The court’s ruling this week rejected that argument, reiterating the judiciary’s role as “final interpreters” of the Montana Constitution and its provisions.
“Determining whether a statute or state policy violates plaintiffs’ constitutional rights is directly in the jurisdiction of the court,” Menahan wrote.
The judge based most of the ruling on the grounds of equal protection. While he opted not to identify whether transgender people constitute a protected class, the court found the state policies could be analyzed under the category of sex-based discrimination, citing recent federal court interpretations regarding transgender rights.
“If the challenged state actions discriminate against transgender individuals on the basis of their transgender status, they also necessarily discriminate on the basis of sex,” Menahan wrote.
While the Montana Supreme Court has not said what level of legal scrutiny is triggered in such cases, the judge continued, the state Constitution’s Declaration of Rights directly protects individuals from sex-based discrimination. “Therefore, the right to be free from discrimination on the basis of sex is a fundamental right,” the ruling said.
That finding requires the state to prove a compelling interest in upholding the laws and policies as litigation continues, Menahan said.
In a statement celebrating the court’s decision, plaintiffs’ representatives predicted the case will continue at the district court level even if the state decides to appeal the temporary injunction to the Montana Supreme Court. The statement said that a trial in district court has not been scheduled.
The 2022 health department policy prohibiting gender identity-based changes to birth certificates is similar to a prior restriction drafted after a 2021 Republican-sponsored law required proof of gender-affirming surgery and a judge’s order before a person could update the sex on their birth certificate.
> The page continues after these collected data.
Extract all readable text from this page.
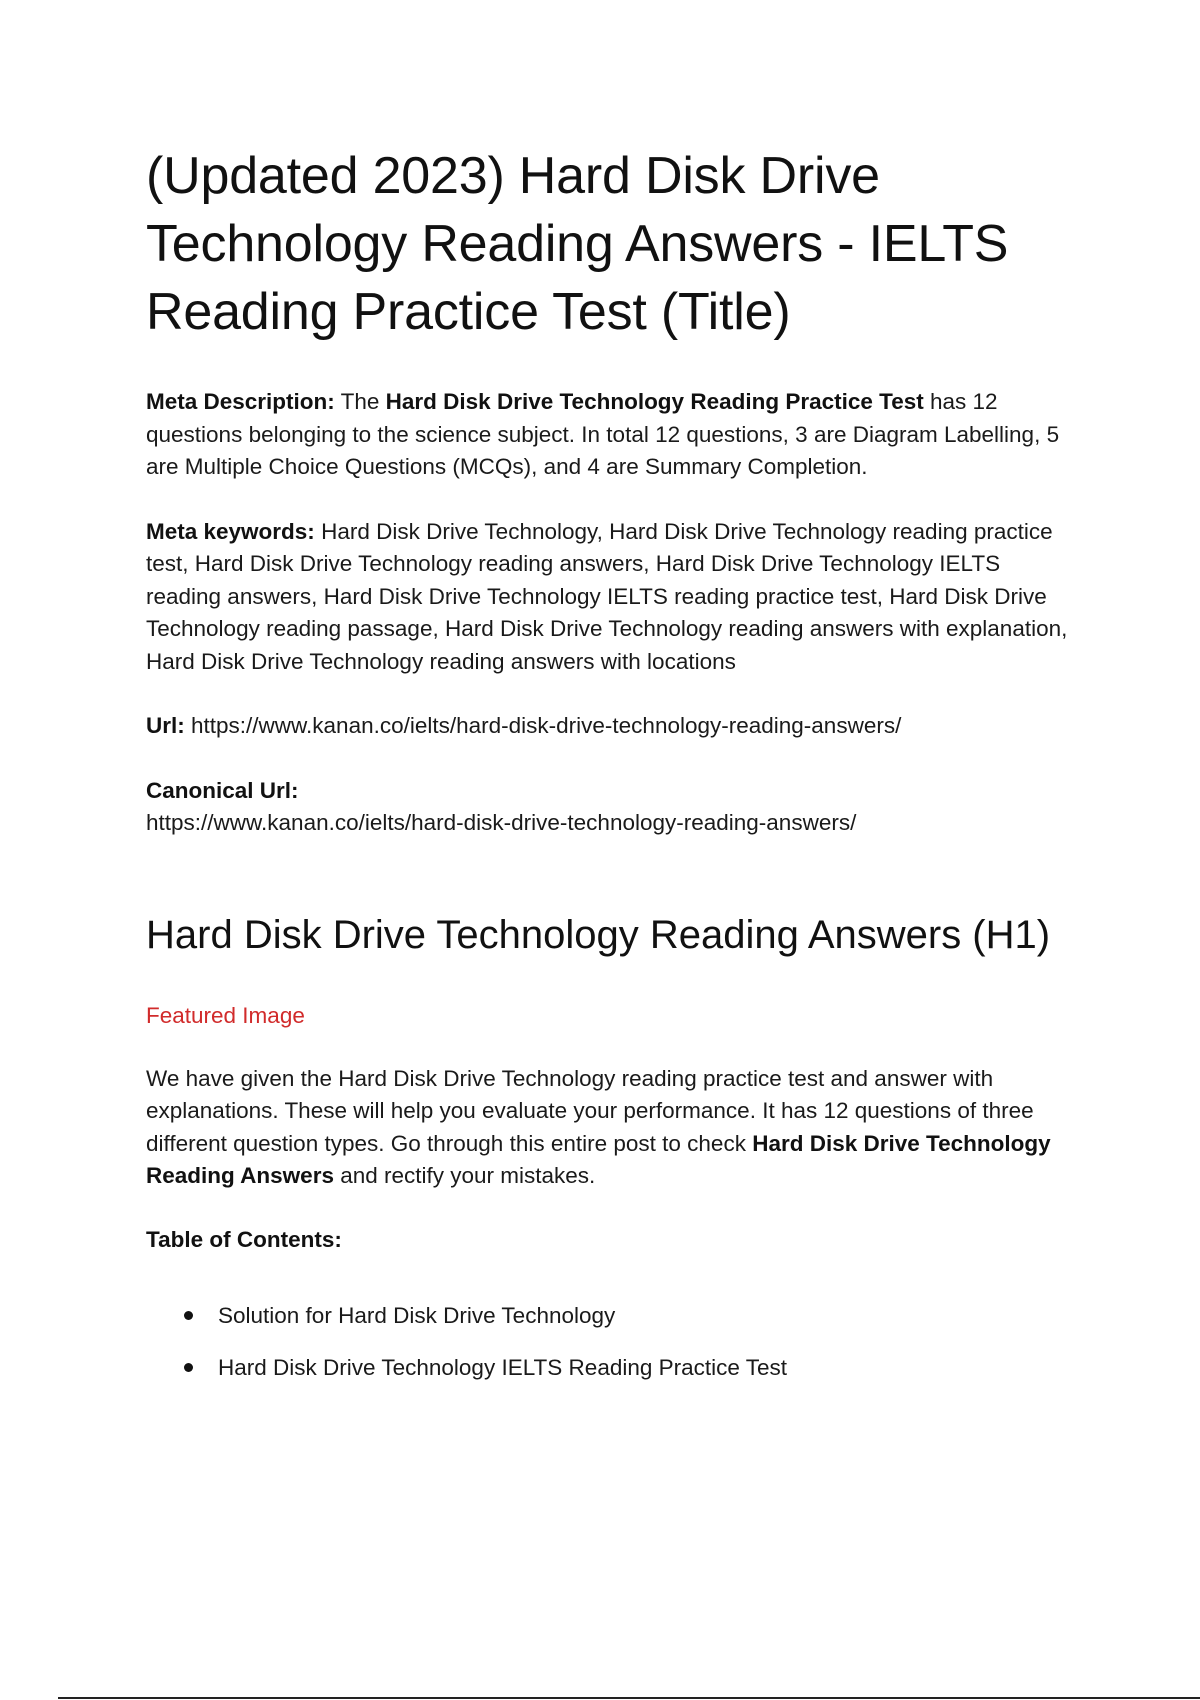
(Updated 2023) Hard Disk Drive Technology Reading Answers - IELTS Reading Practice Test (Title)

Meta Description: The Hard Disk Drive Technology Reading Practice Test has 12 questions belonging to the science subject. In total 12 questions, 3 are Diagram Labelling, 5 are Multiple Choice Questions (MCQs), and 4 are Summary Completion.

Meta keywords: Hard Disk Drive Technology, Hard Disk Drive Technology reading practice test, Hard Disk Drive Technology reading answers, Hard Disk Drive Technology IELTS reading answers, Hard Disk Drive Technology IELTS reading practice test, Hard Disk Drive Technology reading passage, Hard Disk Drive Technology reading answers with explanation, Hard Disk Drive Technology reading answers with locations

Url: https://www.kanan.co/ielts/hard-disk-drive-technology-reading-answers/

Canonical Url:
https://www.kanan.co/ielts/hard-disk-drive-technology-reading-answers/

Hard Disk Drive Technology Reading Answers (H1)
Featured Image

We have given the Hard Disk Drive Technology reading practice test and answer with explanations. These will help you evaluate your performance. It has 12 questions of three different question types. Go through this entire post to check Hard Disk Drive Technology Reading Answers and rectify your mistakes.

Table of Contents:

Solution for Hard Disk Drive Technology
Hard Disk Drive Technology IELTS Reading Practice Test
Both the department rule and the law were eventually found unconstitutional.
Akilah Deernose, executive director of the ACLU of Montana, said in a Monday statement that the latest restrictions are the latest in a series of efforts by the state to marginalize transgender people.
“Here in Montana we treasure our right to privacy and to live our lives free from governmental intrusion. The state of Montana clearly has not learned any lessons from the past few years, where courts have repeatedly struck down unconstitutional laws targeting transgender Montanans,” Deernose said.
The law at issue in the case before Menahan, Senate Bill 458, was permanently enjoined earlier this year at the district court level in Missoula through a separate lawsuit. The state has not appealed that ruling to the Montana Supreme Court.